The fate of eighty thousand Ethiopians who risk their lives every year trying to get to Saudi Arabia and the promise of a better life has been put in focus by a vivid report on the BBC’s flagship news program. The disturbing report cites the extraordinary work of IOM staff who take care of the abused migrants. 

The BBC program has exposed some unspeakable abuses against migrants, including women who are preyed upon and sexually exploited as they pass through Yemen on foot. As we have previously reported in a piece about National Geographic writer Paul Salopek migrants are smuggled in boats across the Red Sea to Yemen from where they must trek 500km (310 miles) to reach the Saudi border. But that is not the end of their hardship. Many migrants have been forced to leave since April as part of a crackdown by the Kingdom on undocumented migrants.

Along with Ethiopians and other Africans some 200,000 Yemenis have left the Kingdom, some of whom are thought to have been in Saudi Arabia for two or three generations.
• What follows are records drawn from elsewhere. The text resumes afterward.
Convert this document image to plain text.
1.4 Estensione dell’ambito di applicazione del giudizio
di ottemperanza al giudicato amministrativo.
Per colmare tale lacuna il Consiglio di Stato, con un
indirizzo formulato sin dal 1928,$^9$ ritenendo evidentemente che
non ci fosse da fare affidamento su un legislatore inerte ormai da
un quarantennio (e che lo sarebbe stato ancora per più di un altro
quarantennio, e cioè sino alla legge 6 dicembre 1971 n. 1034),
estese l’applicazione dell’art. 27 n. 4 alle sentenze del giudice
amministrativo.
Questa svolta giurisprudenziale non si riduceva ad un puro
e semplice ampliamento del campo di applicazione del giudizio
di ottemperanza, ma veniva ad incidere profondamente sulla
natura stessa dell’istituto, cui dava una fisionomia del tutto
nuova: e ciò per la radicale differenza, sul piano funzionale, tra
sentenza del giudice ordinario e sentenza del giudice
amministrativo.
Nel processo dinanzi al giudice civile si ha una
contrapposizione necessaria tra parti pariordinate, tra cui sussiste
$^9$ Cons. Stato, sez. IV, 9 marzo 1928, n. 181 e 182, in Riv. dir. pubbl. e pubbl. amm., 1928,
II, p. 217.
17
IOM has provided basic assistance in terms of shelter, access to water (through well rehabilitation and water trucking), non-food relief items and hygiene kits.

Yemen asked for IOM medical and other facilities in the border town of Haradh to be made available to vulnerable Yemenis returning overland. The facilities are used mainly to help stranded migrants from the Horn of Africa.

In recent weeks many returning Yemenis have been seen on roads near Haradh trying to hitch rides on passing trucks to get back to their villages.